Tip 2: No R Projects (with some caveats)
Unfortunately, this will also throw a wrench into things. R Studio makes a lot tiny folders with very deep folder trees and you can very quickly run into Window’s character limits. This is a major issue for RMarkdown/Quarto documents, and will break the ability to view code output without rendering. And then when you do render, all of those tiny deeply-nested files get changed and OneDrive loses it’s mind trying to track the changes. In fact, even when not using R Projects, it’s a good idea to wait a little while between document renders for this very reason.
The only real way to use R Projects is to keep them outside of OneDrive folders. That works well, but then you lose the backup features of OneDrive.

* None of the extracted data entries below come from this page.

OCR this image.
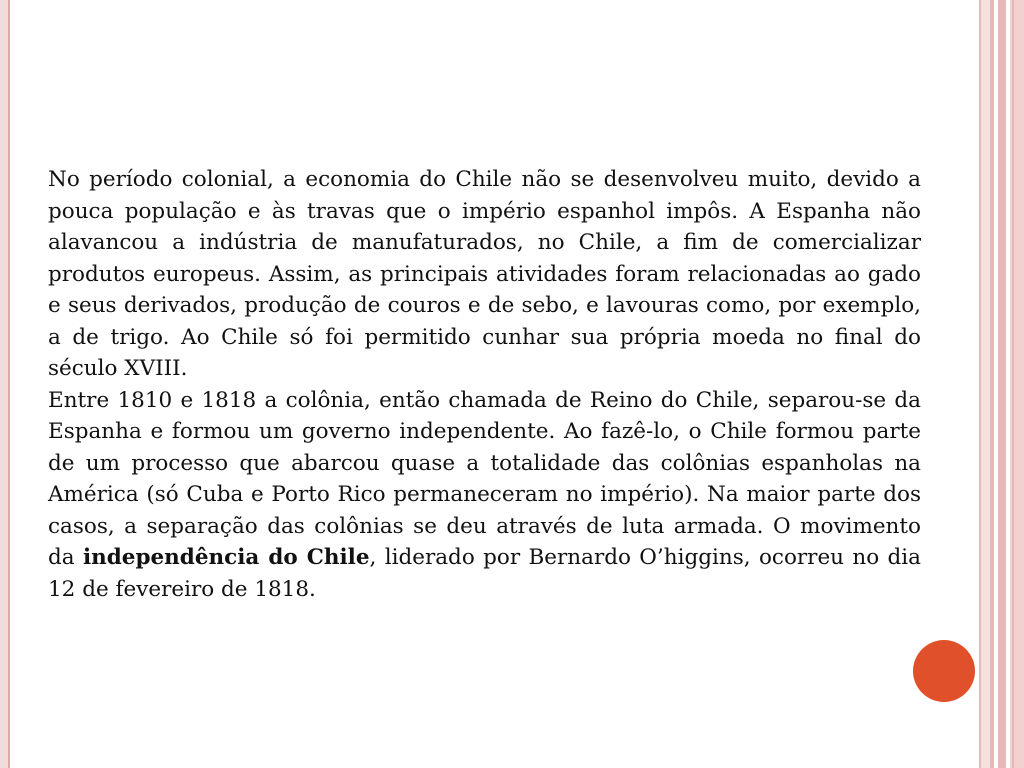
No período colonial, a economia do Chile não se desenvolveu muito, devido a pouca população e às travas que o império espanhol impôs. A Espanha não alavancou a indústria de manufaturados, no Chile, a fim de comercializar produtos europeus. Assim, as principais atividades foram relacionadas ao gado e seus derivados, produção de couros e de sebo, e lavouras como, por exemplo, a de trigo. Ao Chile só foi permitido cunhar sua própria moeda no final do século XVIII.

Entre 1810 e 1818 a colônia, então chamada de Reino do Chile, separou-se da Espanha e formou um governo independente. Ao fazê-lo, o Chile formou parte de um processo que abarcou quase a totalidade das colônias espanholas na América (só Cuba e Porto Rico permaneceram no império). Na maior parte dos casos, a separação das colônias se deu através de luta armada. O movimento da independência do Chile, liderado por Bernardo O’higgins, ocorreu no dia 12 de fevereiro de 1818.
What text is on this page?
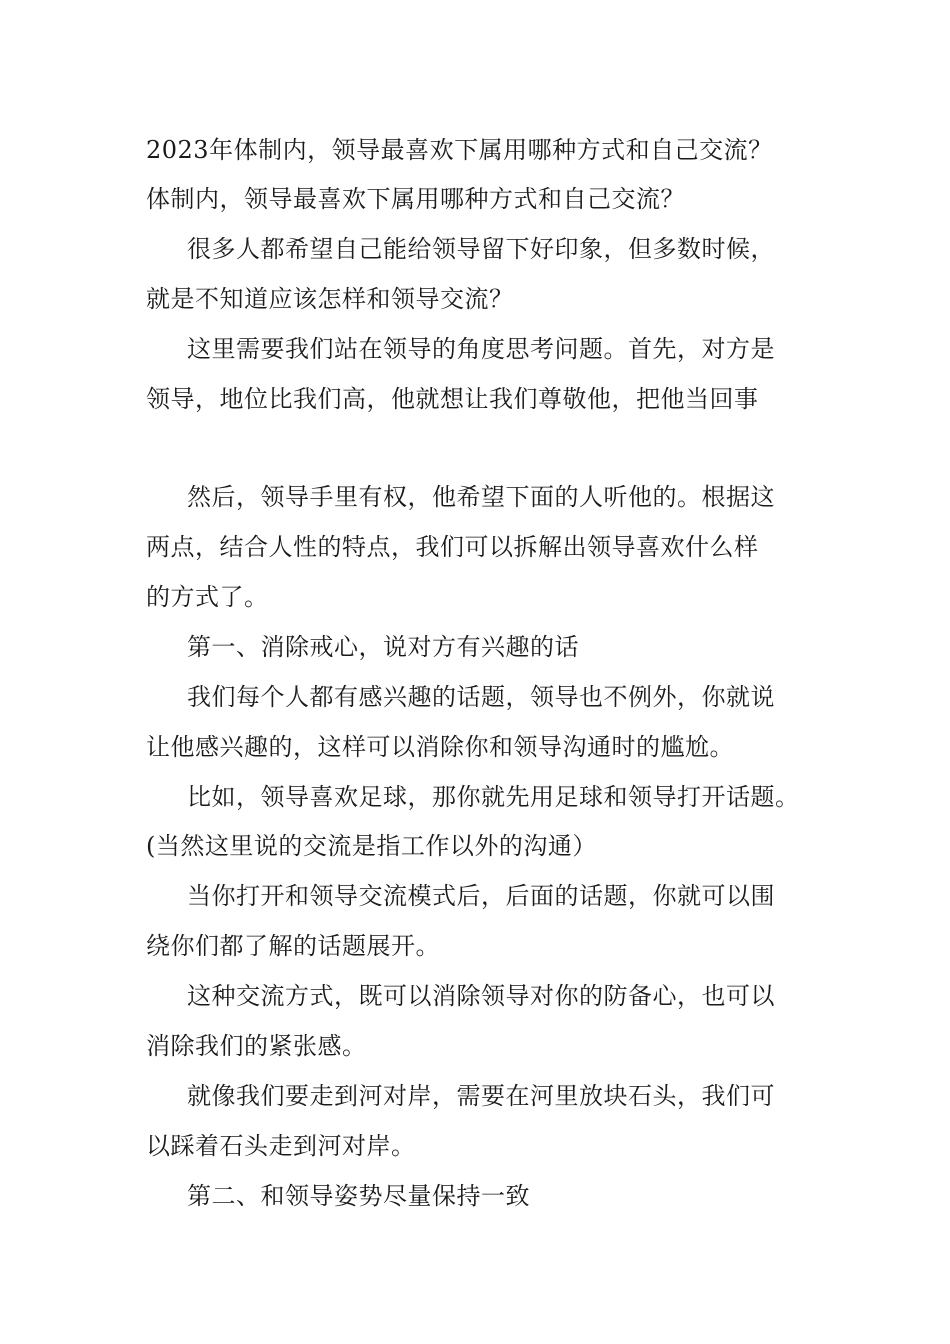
2023年体制内，领导最喜欢下属用哪种方式和自己交流？
体制内，领导最喜欢下属用哪种方式和自己交流？
很多人都希望自己能给领导留下好印象，但多数时候，
就是不知道应该怎样和领导交流？
这里需要我们站在领导的角度思考问题。首先，对方是
领导，地位比我们高，他就想让我们尊敬他，把他当回事
然后，领导手里有权，他希望下面的人听他的。根据这
两点，结合人性的特点，我们可以拆解出领导喜欢什么样
的方式了。
第一、消除戒心，说对方有兴趣的话
我们每个人都有感兴趣的话题，领导也不例外，你就说
让他感兴趣的，这样可以消除你和领导沟通时的尴尬。
比如，领导喜欢足球，那你就先用足球和领导打开话题。
(当然这里说的交流是指工作以外的沟通）
当你打开和领导交流模式后，后面的话题，你就可以围
绕你们都了解的话题展开。
这种交流方式，既可以消除领导对你的防备心，也可以
消除我们的紧张感。
就像我们要走到河对岸，需要在河里放块石头，我们可
以踩着石头走到河对岸。
第二、和领导姿势尽量保持一致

It really depends on your company’s storage environment.
In lieu of R Projects, the best suggestion I have is to make a new folder for any project you’re working on and keep all scripts and outputs there. It’s not the same as a project but it will get the job done.
Tip 3: Always keep on this device
This option (via right-click in Windows Explorer) is a life-saver for reading data from shared locations. There’s just not a good way that I know of to access documents in the OneDrive/SharePoint cloud, so keeping them synced on your local PC is the only way. reaxl::read_xlsx
attempting access a file seems to trigger Windows to download said file, but not always. And if a file is unchanged or unopened (at least as far as Windows knows) for a certain amount of time, that file may get removed locally to save storage space and then your scripts to read data will stop working.